Where exactly do $L^p$ norms and $L^p$ spaces show up naturally? In other words, how would you arrive at these concepts out of necessity of solving some other problem in a way that motivates using them?
My attempt: Bernkopf's history points out that they first arose as part of the moment problem:
Kline's Mathematical Thought III says that Riesz was "obliged" to introduce these ideas because he (randomly???!) used Holder and Minkowski's inequalities:
So, taking a simple case as though you were living in 1910 trying to invent functional analysis:
Given a function (a random variable, but thinking heuristically here) $g(x)$ with Taylor (orthogonal) expansion
$$ g(x) = \sum_{n=0}^{\infty} c_n x^n = \sum_{n=0}^\infty c_n g_n(x)$$
and a probability distribution $f(x)$ we know the expected value of $f$ over $I = [0,1]$ is $$\int_I g(x)f(x)dx = \int_I \sum_{i=0}^{\infty} c_n x^n f(x) dx = \sum_{i=0}^{\infty} c_n \int_I x^n f(x) dx = \sum_{i=0}^\infty c_n a_n$$
I can see the necessity, if you want to invert this process (i.e. for a given $g_p(x) = x^p$, finding a probability distribution $f$ such that $\int x^p f(x)dx = a_p$), of defining an $L^p$ space as the space of all functions $h$ whose $p$'th power is integrable with respect to the density $f(x)$: $$L^p = \{ h | \int |h(x)|^p f(x) dx < \infty \}$$ so that for our example $h(x) = x \in L^p$ gives $\int_I x^p f(x) dx < \infty$, but since we will also have $\int_I x^n f(x)dx = \int_I g_n(x) f(x)dx$ terms we also want to have $\int_I g_n(x)^p f(x)dx < \infty$.

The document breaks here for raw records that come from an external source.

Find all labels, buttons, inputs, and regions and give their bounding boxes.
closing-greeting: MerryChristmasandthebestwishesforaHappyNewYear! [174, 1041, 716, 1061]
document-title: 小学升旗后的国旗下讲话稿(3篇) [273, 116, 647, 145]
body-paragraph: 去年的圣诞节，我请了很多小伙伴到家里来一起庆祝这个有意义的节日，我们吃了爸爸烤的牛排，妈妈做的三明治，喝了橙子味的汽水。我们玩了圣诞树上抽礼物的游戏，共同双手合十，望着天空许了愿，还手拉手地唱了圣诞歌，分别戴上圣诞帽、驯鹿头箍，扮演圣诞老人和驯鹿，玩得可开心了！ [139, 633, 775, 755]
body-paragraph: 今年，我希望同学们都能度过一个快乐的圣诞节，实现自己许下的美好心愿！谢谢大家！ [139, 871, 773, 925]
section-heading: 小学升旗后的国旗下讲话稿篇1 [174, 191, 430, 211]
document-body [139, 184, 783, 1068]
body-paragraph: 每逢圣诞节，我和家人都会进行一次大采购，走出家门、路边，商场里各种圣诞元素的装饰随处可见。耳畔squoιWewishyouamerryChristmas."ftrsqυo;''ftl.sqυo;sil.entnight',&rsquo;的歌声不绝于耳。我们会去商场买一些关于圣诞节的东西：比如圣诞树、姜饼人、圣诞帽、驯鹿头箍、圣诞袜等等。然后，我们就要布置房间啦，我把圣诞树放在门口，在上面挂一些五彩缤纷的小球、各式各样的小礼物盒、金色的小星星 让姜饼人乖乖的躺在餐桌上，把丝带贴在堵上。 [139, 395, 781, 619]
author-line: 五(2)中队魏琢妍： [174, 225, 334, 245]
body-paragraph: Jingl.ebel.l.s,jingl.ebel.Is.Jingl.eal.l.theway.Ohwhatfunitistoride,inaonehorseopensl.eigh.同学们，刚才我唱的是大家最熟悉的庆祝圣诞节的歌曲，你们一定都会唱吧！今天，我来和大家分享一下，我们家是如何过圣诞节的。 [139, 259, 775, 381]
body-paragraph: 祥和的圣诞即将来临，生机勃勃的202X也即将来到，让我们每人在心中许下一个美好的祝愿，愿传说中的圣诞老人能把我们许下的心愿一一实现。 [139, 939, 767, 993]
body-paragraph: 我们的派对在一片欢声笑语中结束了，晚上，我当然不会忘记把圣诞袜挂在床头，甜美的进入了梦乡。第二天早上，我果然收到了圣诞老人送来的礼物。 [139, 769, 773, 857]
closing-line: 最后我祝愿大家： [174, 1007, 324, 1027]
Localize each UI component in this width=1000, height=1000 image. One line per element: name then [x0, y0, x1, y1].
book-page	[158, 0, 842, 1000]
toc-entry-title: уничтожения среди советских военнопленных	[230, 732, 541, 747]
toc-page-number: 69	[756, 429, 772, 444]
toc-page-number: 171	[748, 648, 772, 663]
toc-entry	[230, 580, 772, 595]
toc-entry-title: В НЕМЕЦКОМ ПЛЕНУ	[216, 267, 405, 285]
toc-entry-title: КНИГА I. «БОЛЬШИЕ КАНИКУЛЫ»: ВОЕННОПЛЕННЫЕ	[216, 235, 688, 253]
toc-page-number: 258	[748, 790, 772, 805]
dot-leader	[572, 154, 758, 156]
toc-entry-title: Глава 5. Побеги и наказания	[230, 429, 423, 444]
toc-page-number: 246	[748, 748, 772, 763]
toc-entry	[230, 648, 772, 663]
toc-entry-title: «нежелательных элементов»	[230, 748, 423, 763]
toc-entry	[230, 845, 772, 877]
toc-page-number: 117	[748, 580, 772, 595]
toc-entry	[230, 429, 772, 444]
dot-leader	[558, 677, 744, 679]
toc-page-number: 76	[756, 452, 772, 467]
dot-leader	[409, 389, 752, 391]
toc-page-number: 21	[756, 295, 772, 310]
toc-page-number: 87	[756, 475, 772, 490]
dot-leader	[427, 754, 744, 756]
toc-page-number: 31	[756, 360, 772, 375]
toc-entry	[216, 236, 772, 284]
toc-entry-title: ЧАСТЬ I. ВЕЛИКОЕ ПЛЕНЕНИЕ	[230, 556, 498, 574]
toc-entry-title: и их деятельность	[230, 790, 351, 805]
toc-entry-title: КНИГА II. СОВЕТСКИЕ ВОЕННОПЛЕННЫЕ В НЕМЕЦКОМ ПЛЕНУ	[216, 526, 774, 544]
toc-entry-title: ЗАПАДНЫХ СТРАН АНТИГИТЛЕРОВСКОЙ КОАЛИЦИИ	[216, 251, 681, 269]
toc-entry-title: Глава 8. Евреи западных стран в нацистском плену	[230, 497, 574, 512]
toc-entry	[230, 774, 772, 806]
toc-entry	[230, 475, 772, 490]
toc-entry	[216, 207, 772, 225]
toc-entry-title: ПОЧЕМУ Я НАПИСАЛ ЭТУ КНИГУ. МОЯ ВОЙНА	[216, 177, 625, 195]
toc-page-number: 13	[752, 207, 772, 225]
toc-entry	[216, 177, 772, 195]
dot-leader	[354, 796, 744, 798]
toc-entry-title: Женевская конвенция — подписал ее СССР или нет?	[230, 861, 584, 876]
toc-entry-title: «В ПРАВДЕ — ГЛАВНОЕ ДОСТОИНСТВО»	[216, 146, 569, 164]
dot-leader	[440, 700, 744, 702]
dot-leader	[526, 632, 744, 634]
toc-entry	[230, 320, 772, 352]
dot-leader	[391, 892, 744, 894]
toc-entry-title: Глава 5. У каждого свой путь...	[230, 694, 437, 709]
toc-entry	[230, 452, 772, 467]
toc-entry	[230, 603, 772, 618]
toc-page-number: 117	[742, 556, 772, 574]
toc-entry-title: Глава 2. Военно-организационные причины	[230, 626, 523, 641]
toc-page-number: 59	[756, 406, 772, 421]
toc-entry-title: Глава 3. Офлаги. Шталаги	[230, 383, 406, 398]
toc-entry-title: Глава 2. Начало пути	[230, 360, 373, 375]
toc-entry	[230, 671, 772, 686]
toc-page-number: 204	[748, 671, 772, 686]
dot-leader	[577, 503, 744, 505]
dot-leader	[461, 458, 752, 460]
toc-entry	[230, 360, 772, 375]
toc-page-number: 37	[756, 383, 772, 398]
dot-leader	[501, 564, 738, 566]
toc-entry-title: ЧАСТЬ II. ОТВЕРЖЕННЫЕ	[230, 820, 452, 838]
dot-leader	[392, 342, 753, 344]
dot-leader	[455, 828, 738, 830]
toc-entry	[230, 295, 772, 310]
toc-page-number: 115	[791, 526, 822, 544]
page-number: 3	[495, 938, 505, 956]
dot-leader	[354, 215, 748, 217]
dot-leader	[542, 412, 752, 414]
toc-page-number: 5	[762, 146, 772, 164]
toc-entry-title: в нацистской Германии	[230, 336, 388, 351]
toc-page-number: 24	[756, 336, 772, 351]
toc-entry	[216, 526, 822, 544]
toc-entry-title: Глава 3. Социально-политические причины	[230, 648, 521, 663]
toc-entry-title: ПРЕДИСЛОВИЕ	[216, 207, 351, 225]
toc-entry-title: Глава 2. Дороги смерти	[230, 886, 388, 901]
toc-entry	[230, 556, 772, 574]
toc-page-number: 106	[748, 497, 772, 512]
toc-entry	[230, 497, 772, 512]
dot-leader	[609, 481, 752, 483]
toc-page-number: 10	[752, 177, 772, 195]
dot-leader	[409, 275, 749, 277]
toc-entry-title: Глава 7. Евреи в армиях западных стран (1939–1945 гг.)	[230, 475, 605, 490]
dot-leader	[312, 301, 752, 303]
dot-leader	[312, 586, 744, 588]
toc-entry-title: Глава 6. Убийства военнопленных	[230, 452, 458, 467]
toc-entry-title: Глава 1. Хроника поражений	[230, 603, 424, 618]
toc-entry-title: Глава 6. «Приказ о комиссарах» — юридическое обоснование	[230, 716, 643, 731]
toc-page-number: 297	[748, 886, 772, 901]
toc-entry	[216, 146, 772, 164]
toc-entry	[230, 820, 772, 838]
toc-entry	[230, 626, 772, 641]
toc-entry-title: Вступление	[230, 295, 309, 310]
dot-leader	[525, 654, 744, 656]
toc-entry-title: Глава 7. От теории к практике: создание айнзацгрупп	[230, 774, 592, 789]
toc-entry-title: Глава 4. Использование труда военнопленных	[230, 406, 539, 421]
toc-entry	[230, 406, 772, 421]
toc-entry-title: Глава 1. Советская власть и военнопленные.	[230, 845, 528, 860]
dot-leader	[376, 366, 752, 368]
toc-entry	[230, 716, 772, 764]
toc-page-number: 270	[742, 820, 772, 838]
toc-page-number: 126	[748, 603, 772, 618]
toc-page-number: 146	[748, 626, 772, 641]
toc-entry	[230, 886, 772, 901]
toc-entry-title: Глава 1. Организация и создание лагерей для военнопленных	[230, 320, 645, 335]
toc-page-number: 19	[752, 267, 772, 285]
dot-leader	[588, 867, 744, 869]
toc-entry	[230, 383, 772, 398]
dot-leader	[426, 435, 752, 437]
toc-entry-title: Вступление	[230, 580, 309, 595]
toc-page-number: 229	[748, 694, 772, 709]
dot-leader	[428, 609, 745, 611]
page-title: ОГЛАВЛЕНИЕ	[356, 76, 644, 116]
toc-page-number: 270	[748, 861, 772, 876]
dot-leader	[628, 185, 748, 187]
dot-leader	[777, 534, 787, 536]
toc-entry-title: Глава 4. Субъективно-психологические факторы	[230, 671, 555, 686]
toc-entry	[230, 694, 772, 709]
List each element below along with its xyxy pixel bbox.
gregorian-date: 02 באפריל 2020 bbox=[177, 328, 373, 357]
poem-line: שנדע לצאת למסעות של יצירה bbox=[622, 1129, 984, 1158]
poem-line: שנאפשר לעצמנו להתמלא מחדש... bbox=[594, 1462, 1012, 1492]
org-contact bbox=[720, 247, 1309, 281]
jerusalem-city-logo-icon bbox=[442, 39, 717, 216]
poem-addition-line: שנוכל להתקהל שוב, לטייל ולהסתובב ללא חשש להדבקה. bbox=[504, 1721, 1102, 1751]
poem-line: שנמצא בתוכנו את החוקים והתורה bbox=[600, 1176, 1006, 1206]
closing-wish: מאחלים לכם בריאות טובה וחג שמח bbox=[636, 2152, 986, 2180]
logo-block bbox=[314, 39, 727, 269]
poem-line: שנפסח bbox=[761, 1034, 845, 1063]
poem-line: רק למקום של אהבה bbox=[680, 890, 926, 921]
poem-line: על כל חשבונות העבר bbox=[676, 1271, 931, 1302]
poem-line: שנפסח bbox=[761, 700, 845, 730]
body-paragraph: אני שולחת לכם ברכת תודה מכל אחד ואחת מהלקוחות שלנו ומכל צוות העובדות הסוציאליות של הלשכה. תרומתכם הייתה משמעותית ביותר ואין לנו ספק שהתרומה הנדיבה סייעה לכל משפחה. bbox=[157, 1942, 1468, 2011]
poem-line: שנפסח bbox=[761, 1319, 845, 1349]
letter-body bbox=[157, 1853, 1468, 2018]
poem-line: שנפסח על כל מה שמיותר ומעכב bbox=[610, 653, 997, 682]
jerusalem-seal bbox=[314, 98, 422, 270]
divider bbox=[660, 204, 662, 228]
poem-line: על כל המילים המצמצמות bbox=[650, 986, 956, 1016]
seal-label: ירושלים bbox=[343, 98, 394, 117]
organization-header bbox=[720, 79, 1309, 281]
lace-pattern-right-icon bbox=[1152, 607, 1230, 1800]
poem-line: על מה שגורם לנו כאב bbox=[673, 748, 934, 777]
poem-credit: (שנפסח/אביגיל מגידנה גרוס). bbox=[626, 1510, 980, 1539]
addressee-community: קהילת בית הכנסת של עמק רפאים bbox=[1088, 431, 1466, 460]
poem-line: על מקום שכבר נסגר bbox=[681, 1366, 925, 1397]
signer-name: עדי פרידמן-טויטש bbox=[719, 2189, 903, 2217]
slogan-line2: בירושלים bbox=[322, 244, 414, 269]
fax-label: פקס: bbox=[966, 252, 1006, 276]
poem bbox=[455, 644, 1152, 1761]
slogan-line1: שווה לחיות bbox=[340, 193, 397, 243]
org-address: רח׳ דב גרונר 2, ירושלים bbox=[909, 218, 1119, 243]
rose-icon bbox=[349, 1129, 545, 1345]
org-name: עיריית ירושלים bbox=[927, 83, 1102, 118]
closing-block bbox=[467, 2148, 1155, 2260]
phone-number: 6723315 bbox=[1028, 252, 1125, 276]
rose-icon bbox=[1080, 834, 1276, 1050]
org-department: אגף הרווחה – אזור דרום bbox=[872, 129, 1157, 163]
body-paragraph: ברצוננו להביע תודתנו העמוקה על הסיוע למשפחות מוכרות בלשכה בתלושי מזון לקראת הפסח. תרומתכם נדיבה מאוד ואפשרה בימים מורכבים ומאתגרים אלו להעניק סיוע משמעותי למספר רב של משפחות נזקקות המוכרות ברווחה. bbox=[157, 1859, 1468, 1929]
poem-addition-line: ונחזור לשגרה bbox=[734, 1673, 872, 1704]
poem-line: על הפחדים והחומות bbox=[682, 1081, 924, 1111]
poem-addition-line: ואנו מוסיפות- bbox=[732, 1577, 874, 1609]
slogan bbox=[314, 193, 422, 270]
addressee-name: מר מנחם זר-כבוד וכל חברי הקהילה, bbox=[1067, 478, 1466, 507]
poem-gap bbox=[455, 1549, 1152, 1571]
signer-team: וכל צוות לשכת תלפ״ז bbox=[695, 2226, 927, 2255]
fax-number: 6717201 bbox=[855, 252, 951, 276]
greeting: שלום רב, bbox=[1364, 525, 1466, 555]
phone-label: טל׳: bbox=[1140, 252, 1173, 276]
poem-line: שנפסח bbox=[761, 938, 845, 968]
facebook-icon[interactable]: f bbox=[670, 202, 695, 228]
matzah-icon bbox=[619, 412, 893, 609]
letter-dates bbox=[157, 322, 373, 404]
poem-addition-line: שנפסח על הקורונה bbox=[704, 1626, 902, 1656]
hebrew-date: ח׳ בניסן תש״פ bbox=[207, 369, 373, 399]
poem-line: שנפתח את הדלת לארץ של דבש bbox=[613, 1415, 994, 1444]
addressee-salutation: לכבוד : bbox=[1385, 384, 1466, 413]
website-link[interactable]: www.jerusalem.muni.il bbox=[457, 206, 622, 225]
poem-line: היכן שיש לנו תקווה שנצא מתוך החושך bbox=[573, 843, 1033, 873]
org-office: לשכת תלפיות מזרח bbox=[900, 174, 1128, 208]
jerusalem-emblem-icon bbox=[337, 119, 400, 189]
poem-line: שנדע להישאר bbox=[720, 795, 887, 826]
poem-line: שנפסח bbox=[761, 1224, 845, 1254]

But I can't see why, from this, you'd define the $L^p$ norm of $x$ to be
$$||x|| = ( \int_I x^p f(x) dx)^{1/p} $$
or how this gives "the $p$'th moments of a random variable" when what I did above gives them? What is the point of those complicated roots? In other words I don't see why you'd think to invoke Holder or Minkowski from thin air.
My guess is that you would only do this because you knew in advance you would need to bound the integral $\int_I g(x) f(x)dx$ as part of proving some $f$ existed, so you just wanted any inequality you could find, and Holder/Minkowski were just the ones Riesz just knew of?
Can anybody clean this up or make a better version, preferably indicating why you'd know to apply this material to differential equations too?